In May 2023, I visited a famous elderly pastor who is almost in his 100th year in Nanning, the capital city of Guangxi Zhuang Autonomous Prefecture.
Pastor Paul Liang is a former member of the Standing Committee of the CCC&TSPM (China Christian Council and National Committee of the National Three-Self Patriotic Movement of the Protestant Churches in China), the former chairman of Guangxi TSPM, and the former chairman of Nanning TSPM.
The pastor was born in 1924 when the Protestant Anglican Church first entered Guangxi. In 1939, he worked for the Xianggui parish of the Anglican Church in Guilin. In 1949, Liang returned to Nanning and began to be a trainee missionary in the Anglican Church there. He began to study at Guangzhou Union Theological Seminary in 1951 and was anointed as a pastor in 1956.
During this period, Pastor Liang fell in love with a sister in a church hospital and got married. He was going back to Nanning and asked his wife whether she was happy to go home with him. His wife said yes but had to go back to Hong Kong to visit her parents first before going to Nanning. Pastor Liang did not go to Hong Kong for fear that his return would affect his domestic work.
Pastor Liang was questioned: "Before you came back, your wife went back to Hong Kong. Did you collude with imperialism to manipulate and control the church in Guangxi?" He was labeled a "rightist" as early as 1958 and was sent to the countryside to be “reformed through labor farm” for almost six or seven years.
Pastor Liang recalled, "In that most difficult time, I didn’t spend it with my colleagues and compatriots, but on a farm. When I was young, I had a severe duodenal ulcer. On the farm, I had simple food and plain water. I got up early and worked hard every day. However, my illness was cured."
At that time, all young church workers went to factories to be “reformed”. There were only a few older pastors left in the church, which was the all-low era of the church.
At that time, the largest church in Nanning was the current Gonghe Road Church, which was established by the U.S. Christian Missionary Alliance in 1874. Also in 1913, the Chinese general assembly of the U.S. Seventh-Day Adventist Church sent its first missionary, Dr. Liu Jian (originally from Xinhui, Guangdong), to Guangxi. With the approval of the government at that time, a piece of wasteland was allocated to Liu Jian to start a hospital. Liu’s wife was an American, and when she heard the news, she traveled around the United States to raise money.
In 1917, Liu built a two-story hospital, which initiated the modern hospital in Nanning. Then there was Zhongshan Road Church, which became a printing house during the turmoil.
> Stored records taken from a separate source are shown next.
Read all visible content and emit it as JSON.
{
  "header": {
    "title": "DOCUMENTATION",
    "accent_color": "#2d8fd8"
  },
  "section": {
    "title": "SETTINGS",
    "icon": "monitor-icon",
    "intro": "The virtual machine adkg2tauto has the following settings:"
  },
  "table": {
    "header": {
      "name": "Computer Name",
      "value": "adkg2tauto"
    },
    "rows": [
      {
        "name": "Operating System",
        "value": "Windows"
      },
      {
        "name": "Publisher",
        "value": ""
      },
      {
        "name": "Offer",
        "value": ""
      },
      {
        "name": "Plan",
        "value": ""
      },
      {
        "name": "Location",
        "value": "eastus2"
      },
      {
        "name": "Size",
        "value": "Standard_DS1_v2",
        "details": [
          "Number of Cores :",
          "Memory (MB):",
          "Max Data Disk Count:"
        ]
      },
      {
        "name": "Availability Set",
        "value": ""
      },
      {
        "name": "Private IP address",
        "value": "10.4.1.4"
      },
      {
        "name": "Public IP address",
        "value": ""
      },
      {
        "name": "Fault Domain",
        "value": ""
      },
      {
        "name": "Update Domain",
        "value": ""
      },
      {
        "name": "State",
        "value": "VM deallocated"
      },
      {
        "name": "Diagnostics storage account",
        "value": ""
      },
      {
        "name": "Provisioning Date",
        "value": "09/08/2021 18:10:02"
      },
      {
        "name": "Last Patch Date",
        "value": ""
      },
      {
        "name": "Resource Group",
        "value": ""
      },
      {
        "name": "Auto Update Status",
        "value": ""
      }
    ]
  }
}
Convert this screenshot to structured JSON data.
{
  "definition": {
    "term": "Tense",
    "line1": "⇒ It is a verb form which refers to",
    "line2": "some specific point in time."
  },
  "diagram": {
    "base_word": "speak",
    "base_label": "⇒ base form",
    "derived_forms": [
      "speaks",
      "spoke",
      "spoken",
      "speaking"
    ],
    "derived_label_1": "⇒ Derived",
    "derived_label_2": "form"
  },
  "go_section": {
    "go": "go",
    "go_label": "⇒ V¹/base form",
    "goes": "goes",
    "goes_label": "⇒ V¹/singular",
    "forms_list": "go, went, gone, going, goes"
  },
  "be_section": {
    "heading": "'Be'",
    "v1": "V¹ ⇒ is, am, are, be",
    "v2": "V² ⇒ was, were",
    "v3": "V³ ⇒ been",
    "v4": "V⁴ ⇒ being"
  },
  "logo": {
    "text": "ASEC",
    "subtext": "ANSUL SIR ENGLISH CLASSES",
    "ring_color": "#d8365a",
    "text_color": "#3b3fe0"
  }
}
In 1979, the policy of religious freedom was reaffirmed, and the property on Zhongshan Road and Gonghe Road was gradually returned to the church.
Pastor Liang said that less than a month after they resumed their gathering, they almost had an accident that year. One day, when they were having a service, the tile roof of the church collapsed. It turned out that termites had eaten away the wooden structure of the old church. Fortunately, no one was hurt on the first floor.
Later, Pastor Liang went to the government and informed the leaders that the returned church houses could not be used and asked them for help. As a result, the government funded the removal of the wooden top to form a cement one. The church roof was repaired, and the gathering could continue.
An English missionary of the Anglican Church went to Nanning, Guangxi, in 1907 to work as a doctor in customs. Later, when he saw a house on Zhongshan Road for sale, he bought it, which became the current temporary gathering place of Zhongshan Church.
As the predecessor of the First People’s Hospital of Nanning was also a Christian hospital, the hospital invited Pastor Liang to attend and make a speech for its establishment at its grand ceremony.
Pastor Liang said that for nearly twenty years he had written the book Christianity in Guangxi, a local chronicle of Christian history. However, that was not all, and the next step is to write a sequel. It is a pity that the book is out of print, and Pastor Liang himself has only one original “copy”.